I don’t think I realized, when mental illness had a complete hold over my life, how hard I was working to just survive. I didn’t realize how low my quality of life really was. I wasn’t fully conscious of how weighed down I was.
The biggest shock to my system came when we added Wellbutrin to my medication regimen. Suddenly, I could get out of bed. I could go outside. I could get my work done. And I could actually feel excitement, joy, and enthusiasm.
Wellbutrin made me feel fully and totally alive for the first time. I didn’t move through the world with a death wish, passively hoping some freak accident would end it all. I now carried with me a boundless hope and a deep appreciation for myself and my life.
Death used to cross my mind every day. Now, if it ever appears, it’s always an oddity and a visitor, not a permanent fixture.
Before the new diagnoses and medications, I considered myself a shadowy figure trying to nurture a tiny flame. I felt that the gloom and doom was who I was, and that little light within me was my survival instinct, always on the brink of being extinguished.
And then suddenly, I woke up and my world was inverted, flipped inside-out. I was a bright and impossible light. And carefully nestled within me, I was protecting what little darkness was left – holding it carefully, like a small keepsake, to remind me that the darkness will always be a part of me.
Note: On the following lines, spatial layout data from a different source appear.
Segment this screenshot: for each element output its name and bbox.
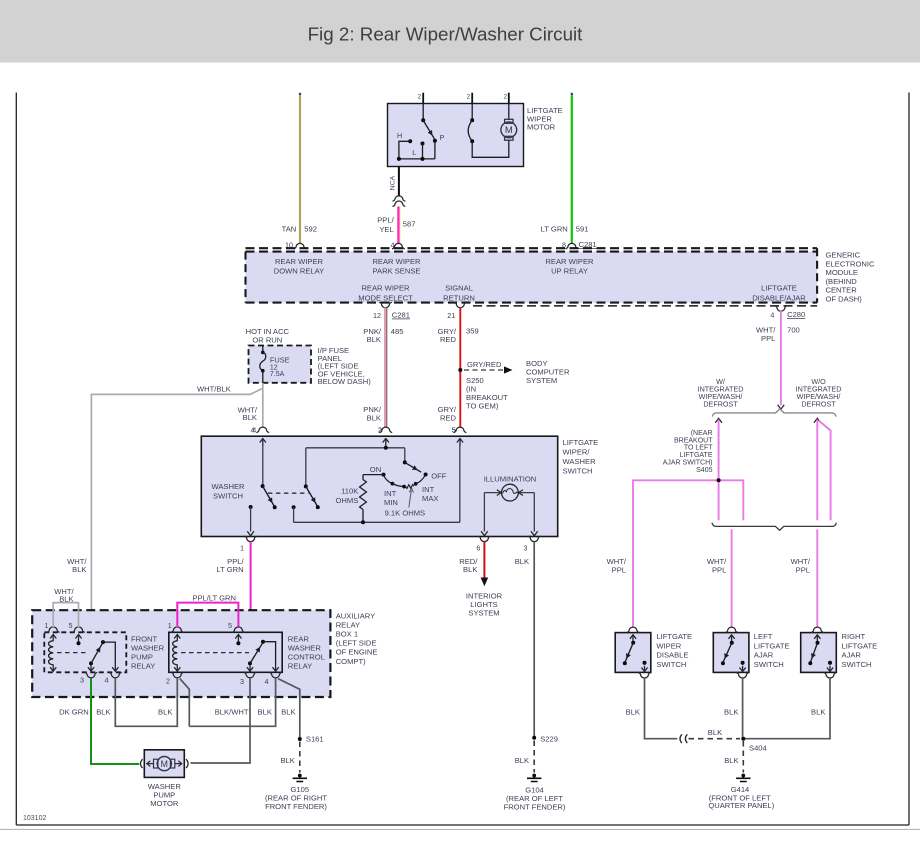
svg-text:3: 3 — [240, 677, 244, 686]
wire WHT/PPL right branch offshoot — [819, 421, 831, 521]
front relay pin 4 — [105, 672, 122, 684]
svg-text:MIN: MIN — [384, 498, 398, 507]
front relay pin 5 — [69, 621, 85, 641]
washer switch 2 common — [304, 484, 308, 488]
wire pin2 to switch common — [422, 104, 424, 121]
svg-text:RIGHT: RIGHT — [842, 632, 866, 641]
svg-text:CENTER: CENTER — [826, 286, 858, 295]
label LIFTGATE DISABLE/AJAR — [752, 284, 806, 303]
svg-text:M: M — [161, 759, 168, 769]
svg-text:587: 587 — [403, 220, 416, 229]
label BLK/WHT — [215, 708, 249, 717]
svg-text:BLK: BLK — [626, 707, 640, 716]
svg-text:BLK: BLK — [367, 335, 381, 344]
svg-text:2: 2 — [504, 94, 508, 101]
rotary resistive arc — [384, 475, 426, 489]
wire H to bottom rail — [399, 141, 410, 159]
wire BLK rear pin2 to pin4 — [180, 678, 276, 727]
park sense contact top — [470, 118, 474, 122]
auxiliary relay box 1 — [32, 610, 330, 697]
rear washer control relay box — [169, 632, 282, 672]
wire BLK to S229 — [533, 542, 535, 738]
svg-text:RELAY: RELAY — [336, 621, 360, 630]
svg-text:H: H — [397, 131, 402, 140]
splice S229 — [532, 735, 558, 744]
wire WHT/PPL to S405 — [718, 420, 720, 481]
wire WHT/BLK fuse to switch — [262, 383, 264, 428]
svg-text:RED: RED — [440, 335, 457, 344]
label WHT/BLK vert — [238, 405, 258, 434]
svg-text:RELAY: RELAY — [288, 662, 312, 671]
wire pin to motor — [508, 104, 510, 120]
wire WHT/PPL to left ajar switch — [731, 529, 733, 627]
svg-text:(LEFT SIDE: (LEFT SIDE — [336, 639, 377, 648]
motor M symbol — [501, 119, 517, 140]
svg-text:REAR WIPER: REAR WIPER — [361, 284, 410, 293]
svg-text:FRONT FENDER): FRONT FENDER) — [265, 802, 327, 811]
label LEFT LIFTGATE AJAR SWITCH — [754, 632, 790, 669]
label 9.1K OHMS — [385, 488, 426, 517]
label AUXILIARY RELAY BOX 1 — [336, 612, 378, 666]
svg-text:DEFROST: DEFROST — [703, 399, 738, 408]
svg-text:RED: RED — [440, 414, 457, 423]
fuse 12 7.5A — [260, 346, 290, 384]
label REAR WASHER CONTROL RELAY — [288, 635, 325, 671]
wire BLK dashed to G414 — [724, 741, 743, 773]
frame bottom edge — [16, 824, 909, 826]
rear relay pin 5 — [228, 621, 245, 641]
label (NEAR BREAKOUT TO LEFT LIFTGATE AJAR SWITCH) S405 — [663, 430, 714, 474]
gem pin 4 C280 bottom — [770, 306, 805, 320]
label BLK (rear pin2) — [158, 708, 172, 717]
svg-text:RETURN: RETURN — [443, 293, 475, 302]
svg-text:ELECTRONIC: ELECTRONIC — [826, 259, 875, 268]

Never in my entire life have I felt this way before. I didn’t even know it was possible.
And knowing now that it is, I’m more determined than ever to do this work. I’m committed to mental health advocacy and writing, sharing my story with more urgency than ever, with the hope that my light might make the path a little clearer and the possibilities a little brighter.
And maybe together, we can build a world for mentally ill people that is so bright, we can always find our way back from the darkness.
So now, I rebuild my life into something better, something more sustainable. Hopefully a new job will present itself, the timing being right this time (need to hire a writer or editor? I know a kid, wink wink).
I’m making new connections, taking risks, going on adventures, writing my heart out, and most importantly, holding myself in compassion as I discover what it means to be truly living.
I don’t know what’s next. But for the first time, I’m so excited to find out – and whatever it is, good or bad, I know I can handle it. I always knew that I was strong, but this time around, I can actually feel it.